* Japan’s Nikkei opens lower, Asian stocks slip in early trade
* Fed minutes on Wednesday could provide clues to policy outlook
* Dollar supported as yields on U.S. Treasuries around 2-year highs
By Lisa Twaronite
TOKYO, Aug 20 (Reuters) - Asian stocks opened lower on Tuesday under a cloud of uncertainty about when the U.S. Federal Reserve will start to reduce its stimulus, which pushed up yields on U.S. Treasuries to two-year highs.
MSCI’s broadest index of Asia-Pacific shares outside Japan fell 0.5 percent, while Japan’s benchmark Nikkei stock average shed 0.8 percent in early trade.
Minutes from the U.S. central bank’s last policy meeting will be released on Wednesday and could provide investors with fresh clues on when the Fed plans to taper its monthly $85 billion in asset purchases, which many believe could begin next month.
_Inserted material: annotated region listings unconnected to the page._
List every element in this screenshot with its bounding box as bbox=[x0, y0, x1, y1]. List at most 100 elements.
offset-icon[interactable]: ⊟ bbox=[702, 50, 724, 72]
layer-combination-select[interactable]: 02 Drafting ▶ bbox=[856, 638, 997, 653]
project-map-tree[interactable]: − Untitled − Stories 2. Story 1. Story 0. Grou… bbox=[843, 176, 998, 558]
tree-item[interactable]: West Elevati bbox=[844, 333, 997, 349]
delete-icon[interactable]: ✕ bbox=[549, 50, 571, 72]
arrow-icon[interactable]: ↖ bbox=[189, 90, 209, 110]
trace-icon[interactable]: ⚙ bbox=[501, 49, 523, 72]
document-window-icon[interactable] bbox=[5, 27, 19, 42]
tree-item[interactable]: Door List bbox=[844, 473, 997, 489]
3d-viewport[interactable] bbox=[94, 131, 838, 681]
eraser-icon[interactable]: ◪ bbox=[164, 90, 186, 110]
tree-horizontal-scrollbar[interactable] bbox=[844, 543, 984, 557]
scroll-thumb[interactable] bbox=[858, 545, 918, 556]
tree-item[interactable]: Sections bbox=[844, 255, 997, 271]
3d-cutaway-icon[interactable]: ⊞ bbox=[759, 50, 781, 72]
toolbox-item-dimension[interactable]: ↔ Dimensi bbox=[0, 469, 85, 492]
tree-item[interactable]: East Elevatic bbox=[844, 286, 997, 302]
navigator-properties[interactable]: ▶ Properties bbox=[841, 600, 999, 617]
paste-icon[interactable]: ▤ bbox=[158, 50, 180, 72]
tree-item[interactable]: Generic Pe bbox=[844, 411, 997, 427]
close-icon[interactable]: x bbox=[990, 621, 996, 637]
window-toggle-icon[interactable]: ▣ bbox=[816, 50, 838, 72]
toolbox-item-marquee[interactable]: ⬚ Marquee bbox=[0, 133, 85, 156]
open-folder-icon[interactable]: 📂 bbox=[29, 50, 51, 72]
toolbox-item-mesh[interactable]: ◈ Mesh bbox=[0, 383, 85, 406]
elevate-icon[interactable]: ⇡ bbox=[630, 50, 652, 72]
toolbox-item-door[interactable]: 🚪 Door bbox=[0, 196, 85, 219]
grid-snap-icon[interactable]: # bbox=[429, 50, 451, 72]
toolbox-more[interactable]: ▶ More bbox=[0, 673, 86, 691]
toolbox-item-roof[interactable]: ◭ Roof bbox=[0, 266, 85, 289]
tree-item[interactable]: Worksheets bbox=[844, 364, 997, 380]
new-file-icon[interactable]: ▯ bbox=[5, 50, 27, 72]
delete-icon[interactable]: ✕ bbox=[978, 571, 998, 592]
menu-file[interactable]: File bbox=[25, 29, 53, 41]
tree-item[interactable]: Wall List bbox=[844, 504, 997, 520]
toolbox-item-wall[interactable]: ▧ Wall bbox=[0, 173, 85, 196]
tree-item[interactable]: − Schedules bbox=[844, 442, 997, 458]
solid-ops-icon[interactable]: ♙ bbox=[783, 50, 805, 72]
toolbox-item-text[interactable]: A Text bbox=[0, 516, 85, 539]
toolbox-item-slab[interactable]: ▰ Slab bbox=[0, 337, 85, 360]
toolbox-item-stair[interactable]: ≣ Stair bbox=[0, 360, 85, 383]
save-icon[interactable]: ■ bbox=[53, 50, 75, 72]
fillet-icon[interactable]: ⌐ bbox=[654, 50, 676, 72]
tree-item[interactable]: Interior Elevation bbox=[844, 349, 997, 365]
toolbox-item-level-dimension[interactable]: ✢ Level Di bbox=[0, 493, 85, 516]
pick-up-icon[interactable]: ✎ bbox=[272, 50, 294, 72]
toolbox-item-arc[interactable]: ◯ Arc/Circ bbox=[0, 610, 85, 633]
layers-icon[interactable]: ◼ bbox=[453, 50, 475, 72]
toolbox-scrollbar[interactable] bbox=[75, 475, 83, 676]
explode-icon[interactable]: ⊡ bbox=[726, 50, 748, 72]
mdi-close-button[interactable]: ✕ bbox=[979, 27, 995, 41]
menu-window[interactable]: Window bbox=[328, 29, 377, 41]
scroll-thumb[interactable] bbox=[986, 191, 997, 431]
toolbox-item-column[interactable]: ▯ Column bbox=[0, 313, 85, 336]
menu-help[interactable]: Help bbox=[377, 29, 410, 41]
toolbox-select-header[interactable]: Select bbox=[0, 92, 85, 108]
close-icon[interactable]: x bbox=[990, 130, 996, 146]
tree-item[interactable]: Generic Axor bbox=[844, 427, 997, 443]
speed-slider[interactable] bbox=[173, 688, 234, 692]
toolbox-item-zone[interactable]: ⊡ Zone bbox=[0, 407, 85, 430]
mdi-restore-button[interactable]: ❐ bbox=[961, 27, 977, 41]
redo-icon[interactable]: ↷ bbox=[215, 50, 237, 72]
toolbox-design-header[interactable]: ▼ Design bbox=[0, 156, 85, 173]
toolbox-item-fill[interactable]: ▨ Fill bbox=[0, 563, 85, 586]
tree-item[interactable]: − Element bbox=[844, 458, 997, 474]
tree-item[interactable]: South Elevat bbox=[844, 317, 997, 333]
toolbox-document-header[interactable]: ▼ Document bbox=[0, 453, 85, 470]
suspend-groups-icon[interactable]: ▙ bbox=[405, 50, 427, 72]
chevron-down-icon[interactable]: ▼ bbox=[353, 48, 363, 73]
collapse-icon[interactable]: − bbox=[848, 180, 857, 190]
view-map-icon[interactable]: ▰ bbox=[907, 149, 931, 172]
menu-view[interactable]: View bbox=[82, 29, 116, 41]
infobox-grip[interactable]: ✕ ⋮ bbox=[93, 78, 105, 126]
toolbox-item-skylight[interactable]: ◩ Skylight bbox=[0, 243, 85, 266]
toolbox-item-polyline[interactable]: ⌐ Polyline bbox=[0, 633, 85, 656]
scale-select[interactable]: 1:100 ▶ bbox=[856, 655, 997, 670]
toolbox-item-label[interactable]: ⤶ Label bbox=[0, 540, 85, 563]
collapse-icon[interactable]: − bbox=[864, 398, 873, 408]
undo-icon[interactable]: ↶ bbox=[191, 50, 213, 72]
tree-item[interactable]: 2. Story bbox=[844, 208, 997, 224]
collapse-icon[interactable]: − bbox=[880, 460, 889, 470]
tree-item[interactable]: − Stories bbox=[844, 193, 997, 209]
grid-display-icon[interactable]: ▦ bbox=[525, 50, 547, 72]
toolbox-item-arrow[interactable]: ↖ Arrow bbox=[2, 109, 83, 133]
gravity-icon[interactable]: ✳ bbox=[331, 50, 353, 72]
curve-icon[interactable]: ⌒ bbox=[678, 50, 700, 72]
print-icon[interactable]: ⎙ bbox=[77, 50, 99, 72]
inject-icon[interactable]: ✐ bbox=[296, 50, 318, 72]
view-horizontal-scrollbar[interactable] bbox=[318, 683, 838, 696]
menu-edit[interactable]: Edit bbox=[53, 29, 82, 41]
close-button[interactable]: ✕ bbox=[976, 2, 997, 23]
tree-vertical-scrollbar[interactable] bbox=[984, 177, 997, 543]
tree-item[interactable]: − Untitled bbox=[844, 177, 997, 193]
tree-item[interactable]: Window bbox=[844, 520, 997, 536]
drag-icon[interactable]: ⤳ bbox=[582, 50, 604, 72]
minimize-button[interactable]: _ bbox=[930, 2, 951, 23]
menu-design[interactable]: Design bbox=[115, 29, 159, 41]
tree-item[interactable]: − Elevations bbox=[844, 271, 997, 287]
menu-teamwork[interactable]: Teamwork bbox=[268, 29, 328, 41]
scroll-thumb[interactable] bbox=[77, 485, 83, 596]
A key risk in the minutes is whether the Fed has begun discussing a possible change in its threshold rate for unemployment from the current 6.5 percent level as a means of providing additional accommodation, strategists at Barclays Research said in a note to clients on Tuesday.
“Any discussion in this regard is likely to be viewed as a dovish surprise by the market,” they said, adding that the dollar’s failure to rally broadly despite the sharp plunges in high-yielding currencies suggests that the market may already be positioning for such an announcement.
Against a basket of major currencies, the dollar was slightly higher, as the appeal of higher yields on U.S. debt offset fears of the impact of Fed stimulus reduction.
The yield on benchmark 10-year Treasury notes rose as high as 2.90 percent on Monday. That was its highest since July 2011, and up sharply from 1.60 percent in early May, before the Fed started signalling its intentions to pare back its quantitative easing if the economy continued to strengthen.
Emerging markets that have benefited from the Fed’s easy policy are already feeling the pinch. The Indian rupee cratered to a record low of 63.30 per dollar on Monday, and Indonesia’s rupiah and Brazil’s real both skidded to four-year lows.
On Monday, the Dow Jones industrial average, the Standard & Poor’s 500 Index and the Nasdaq Composite Index began the week with losses, all ending lower for the fourth straight session amid the continuing uncertainty about the U.S. economic policy outlook.
On the commodities front, copper prices added 0.2 percent to $7,321.75, while gold fell to $1,366.81 per ounce, after snapping a three-day winning streak on Monday and moving away from a two-month high hit that session.
Brent crude prices fell 0.1 percent to $109.80 a barrel, pressured by Fed fears but supported by the loss of Libya’s oil exports as well as concerns that continuing unrest in Egypt could spread and interfere with supply.